I noticed some traffic on my web site from HybridZ and was pleasantly surprised to see a thread opened on the CV axles. Thanks John!
Mods, I'm new to this 'vendor' role, please let me know if I'm breaking procedures etc...
I'll keep this theme to simply answering some of the questions raised above. Please don't hesitate to add questions and I'll continue to answer as best as I can - w/o giving up too much R&D.
"...he seems to be quite a regular in the "Dime" community" - that I am. For the past 7 years I've been a proud owner of a 1972 Datsun 510 2 door, orange. I also own a 1976 280z that currently being built up into another fun toy and R&D test bed for future products. Much of my involvement on 'The Realm' has been sharing in my experimentation (Yamaha R1 carbs on a KA24e and MegaJolt EDIS ignition etc...) and learnings.
"..I wonder if he is just cutting flanges off old u-joint axles and welding them on to "CV" axles..." - nope. I manufacture brand new adapters/flanges, accurate up to 4 thousands of an inch on centering/mounting to make them dead smooth. The flange's bolt-hole placement is left to CNC machining for repeatable accuracy.
"...Not sure that they're much better than a u-joint axle though. What's the benefit?" - Several benefits:
As the U-joints in our axles fail, finding replacements has been difficult, at least for me.
Also, with lowered Datsuns, the larger angles within the axle exaggerates a U joint's inability to rotate at a constant speed. These newer CV axles (short for Constant Velocity), can rotate at more consistent speeds with larger angles. The end result is a noticeably smoother ride - even for Datsuns with seemingly fine stock axles. Another reputed benefit is more drivetrain efficiency and a couple percent increase power to the wheels.
"I wonder where the came up with the torque limit. Breaking welds? " :
A LOT of engineering went into these CVs - down to shear calculations, metals selected for the adapters and how it interfaces with the CV, impacts from tempering, redundancy in fastening etc... Calculations showed that the fastening/welding technique is ~20-30% higher than the stubs at their weakest point.
Back to the question, the torque limit was placed because that's the approximate OEM limit that the axle is designed for, and I wanted to limit anyone trying these axles on over the top machines.
As previously posted the axles are comparable to the Subaru STI which are quite capable.
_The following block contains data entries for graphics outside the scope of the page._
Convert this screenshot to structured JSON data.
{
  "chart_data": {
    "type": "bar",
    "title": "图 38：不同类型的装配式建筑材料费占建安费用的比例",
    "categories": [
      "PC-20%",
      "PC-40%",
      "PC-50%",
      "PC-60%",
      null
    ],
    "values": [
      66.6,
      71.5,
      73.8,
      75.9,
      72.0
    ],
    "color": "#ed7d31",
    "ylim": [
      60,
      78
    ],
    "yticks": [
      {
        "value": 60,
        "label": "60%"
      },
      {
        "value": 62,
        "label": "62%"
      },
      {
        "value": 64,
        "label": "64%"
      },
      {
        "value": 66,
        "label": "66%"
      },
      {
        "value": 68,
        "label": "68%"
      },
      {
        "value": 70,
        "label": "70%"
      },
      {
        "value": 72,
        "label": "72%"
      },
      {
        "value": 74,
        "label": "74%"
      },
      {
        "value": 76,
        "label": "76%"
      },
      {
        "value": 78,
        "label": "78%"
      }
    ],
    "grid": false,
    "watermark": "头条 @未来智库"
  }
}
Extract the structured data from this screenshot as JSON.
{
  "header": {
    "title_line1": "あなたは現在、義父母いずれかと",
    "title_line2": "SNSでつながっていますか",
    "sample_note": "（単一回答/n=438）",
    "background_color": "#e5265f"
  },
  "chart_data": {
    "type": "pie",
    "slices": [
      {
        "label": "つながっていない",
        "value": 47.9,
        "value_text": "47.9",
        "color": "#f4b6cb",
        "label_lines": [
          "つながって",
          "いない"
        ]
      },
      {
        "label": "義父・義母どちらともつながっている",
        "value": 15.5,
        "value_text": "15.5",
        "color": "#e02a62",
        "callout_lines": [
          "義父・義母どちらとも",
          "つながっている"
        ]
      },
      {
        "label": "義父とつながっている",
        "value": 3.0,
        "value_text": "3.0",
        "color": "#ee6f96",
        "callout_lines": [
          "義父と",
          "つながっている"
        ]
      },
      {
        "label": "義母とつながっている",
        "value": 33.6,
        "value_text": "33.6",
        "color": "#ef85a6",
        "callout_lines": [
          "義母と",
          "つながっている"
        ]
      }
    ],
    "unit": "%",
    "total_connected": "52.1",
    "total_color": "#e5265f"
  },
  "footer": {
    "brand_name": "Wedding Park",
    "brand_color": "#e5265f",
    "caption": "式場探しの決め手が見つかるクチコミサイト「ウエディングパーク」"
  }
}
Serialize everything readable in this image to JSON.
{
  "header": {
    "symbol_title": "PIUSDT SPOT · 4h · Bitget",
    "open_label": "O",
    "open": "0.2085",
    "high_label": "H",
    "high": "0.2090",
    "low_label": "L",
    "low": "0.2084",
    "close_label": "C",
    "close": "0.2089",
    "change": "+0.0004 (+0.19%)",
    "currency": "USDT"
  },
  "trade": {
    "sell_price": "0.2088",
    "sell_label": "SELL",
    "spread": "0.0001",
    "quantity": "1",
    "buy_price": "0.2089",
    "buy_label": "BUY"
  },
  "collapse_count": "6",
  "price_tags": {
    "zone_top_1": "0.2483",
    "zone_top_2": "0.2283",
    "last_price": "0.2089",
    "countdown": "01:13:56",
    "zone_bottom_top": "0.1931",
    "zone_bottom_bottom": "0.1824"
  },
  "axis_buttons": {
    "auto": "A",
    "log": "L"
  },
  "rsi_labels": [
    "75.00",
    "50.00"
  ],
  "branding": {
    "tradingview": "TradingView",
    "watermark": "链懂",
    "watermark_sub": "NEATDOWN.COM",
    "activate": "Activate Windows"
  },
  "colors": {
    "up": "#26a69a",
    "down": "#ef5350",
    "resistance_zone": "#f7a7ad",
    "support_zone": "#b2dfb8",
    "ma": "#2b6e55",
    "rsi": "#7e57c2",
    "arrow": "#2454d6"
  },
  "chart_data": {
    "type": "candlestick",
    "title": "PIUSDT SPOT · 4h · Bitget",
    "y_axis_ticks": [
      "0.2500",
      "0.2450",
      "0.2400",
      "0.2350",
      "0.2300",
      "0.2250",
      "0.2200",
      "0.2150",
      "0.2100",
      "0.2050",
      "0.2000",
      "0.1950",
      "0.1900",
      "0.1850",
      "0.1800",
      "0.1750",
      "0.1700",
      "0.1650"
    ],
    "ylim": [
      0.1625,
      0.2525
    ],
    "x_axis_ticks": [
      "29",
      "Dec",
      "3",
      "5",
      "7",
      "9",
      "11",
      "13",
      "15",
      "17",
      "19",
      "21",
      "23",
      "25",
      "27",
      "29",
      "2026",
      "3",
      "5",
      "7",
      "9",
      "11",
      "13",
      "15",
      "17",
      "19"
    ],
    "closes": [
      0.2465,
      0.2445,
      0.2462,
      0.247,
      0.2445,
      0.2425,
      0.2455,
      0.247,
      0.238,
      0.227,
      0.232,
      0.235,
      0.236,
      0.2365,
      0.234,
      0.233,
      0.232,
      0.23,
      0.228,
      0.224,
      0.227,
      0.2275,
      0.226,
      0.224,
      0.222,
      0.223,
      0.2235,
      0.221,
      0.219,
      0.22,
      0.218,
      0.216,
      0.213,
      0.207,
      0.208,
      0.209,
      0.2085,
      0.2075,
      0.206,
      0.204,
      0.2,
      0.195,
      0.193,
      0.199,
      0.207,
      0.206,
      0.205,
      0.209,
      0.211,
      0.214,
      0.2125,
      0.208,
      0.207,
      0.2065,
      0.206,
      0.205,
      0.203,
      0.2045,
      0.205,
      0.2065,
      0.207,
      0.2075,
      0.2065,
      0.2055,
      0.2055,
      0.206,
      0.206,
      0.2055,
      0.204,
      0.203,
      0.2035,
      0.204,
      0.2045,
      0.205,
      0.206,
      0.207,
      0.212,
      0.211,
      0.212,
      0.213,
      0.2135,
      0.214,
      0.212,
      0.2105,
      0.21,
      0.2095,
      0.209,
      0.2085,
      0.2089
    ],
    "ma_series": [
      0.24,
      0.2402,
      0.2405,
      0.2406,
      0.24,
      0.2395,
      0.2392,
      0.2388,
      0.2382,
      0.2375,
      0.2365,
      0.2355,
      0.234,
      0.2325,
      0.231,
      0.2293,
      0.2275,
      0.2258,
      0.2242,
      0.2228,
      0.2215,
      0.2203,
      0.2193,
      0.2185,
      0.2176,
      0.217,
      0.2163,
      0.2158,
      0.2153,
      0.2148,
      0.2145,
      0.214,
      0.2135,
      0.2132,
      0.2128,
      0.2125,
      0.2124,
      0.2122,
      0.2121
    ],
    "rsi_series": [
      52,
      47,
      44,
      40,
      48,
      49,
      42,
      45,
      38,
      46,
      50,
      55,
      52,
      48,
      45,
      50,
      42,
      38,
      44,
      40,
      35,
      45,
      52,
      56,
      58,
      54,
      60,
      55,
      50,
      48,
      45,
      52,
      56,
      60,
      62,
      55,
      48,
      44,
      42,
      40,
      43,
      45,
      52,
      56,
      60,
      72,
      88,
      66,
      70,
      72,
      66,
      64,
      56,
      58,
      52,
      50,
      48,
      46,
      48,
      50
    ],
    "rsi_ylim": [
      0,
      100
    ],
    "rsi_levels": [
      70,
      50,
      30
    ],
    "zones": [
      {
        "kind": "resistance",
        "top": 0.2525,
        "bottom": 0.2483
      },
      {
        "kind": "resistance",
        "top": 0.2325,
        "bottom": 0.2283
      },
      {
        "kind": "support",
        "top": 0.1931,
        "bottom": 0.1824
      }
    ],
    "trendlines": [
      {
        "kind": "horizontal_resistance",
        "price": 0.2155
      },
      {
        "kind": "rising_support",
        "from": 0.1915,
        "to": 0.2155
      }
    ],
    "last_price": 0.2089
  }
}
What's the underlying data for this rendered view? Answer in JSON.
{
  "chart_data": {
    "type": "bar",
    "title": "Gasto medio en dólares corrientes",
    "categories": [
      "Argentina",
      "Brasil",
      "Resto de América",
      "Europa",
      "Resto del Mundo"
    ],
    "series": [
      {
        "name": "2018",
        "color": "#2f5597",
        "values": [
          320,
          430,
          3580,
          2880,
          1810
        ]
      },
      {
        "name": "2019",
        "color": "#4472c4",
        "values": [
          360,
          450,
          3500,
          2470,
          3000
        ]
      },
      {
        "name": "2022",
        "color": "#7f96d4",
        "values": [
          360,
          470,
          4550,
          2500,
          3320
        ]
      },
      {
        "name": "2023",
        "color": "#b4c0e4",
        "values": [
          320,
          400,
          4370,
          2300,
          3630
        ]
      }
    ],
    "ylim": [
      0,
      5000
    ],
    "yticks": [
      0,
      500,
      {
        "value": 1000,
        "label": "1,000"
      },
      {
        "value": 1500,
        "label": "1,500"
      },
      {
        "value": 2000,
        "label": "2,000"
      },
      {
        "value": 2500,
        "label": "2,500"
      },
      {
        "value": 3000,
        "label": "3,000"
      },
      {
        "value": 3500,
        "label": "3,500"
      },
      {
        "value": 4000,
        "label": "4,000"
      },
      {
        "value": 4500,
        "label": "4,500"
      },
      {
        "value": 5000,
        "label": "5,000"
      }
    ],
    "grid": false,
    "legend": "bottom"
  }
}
My guess on the weakest link now lies in either the axle splines or the shoulder/D bolts themselves.
" Being that the stub axle is such a weak spot..." - I'm not sure where on the stub you are referring to but I do offer an integrated stub CV where an OEM STI stub is directly fastened onto the CV housing - in 3 different manners (it's NOT coming off!). It's really slick with only 4 bolts to fasten the axle onto a clip-in diff setup. A similar R200 version is in the plans for this spring as well.
I hope that answers the questions.
My CV axles are designed to fill a niche market and not directly compete with existing products/vendors. There are already several options for owners with massive HP and/or heavy track duty needs. My CVs, and frankly the basis of all my future products, are intended to be an affordable & original solution that offers a level of reliability (read: lack of maintenance) you expect from a street car, be it stock or with a moderate swap/upgrade powerplant.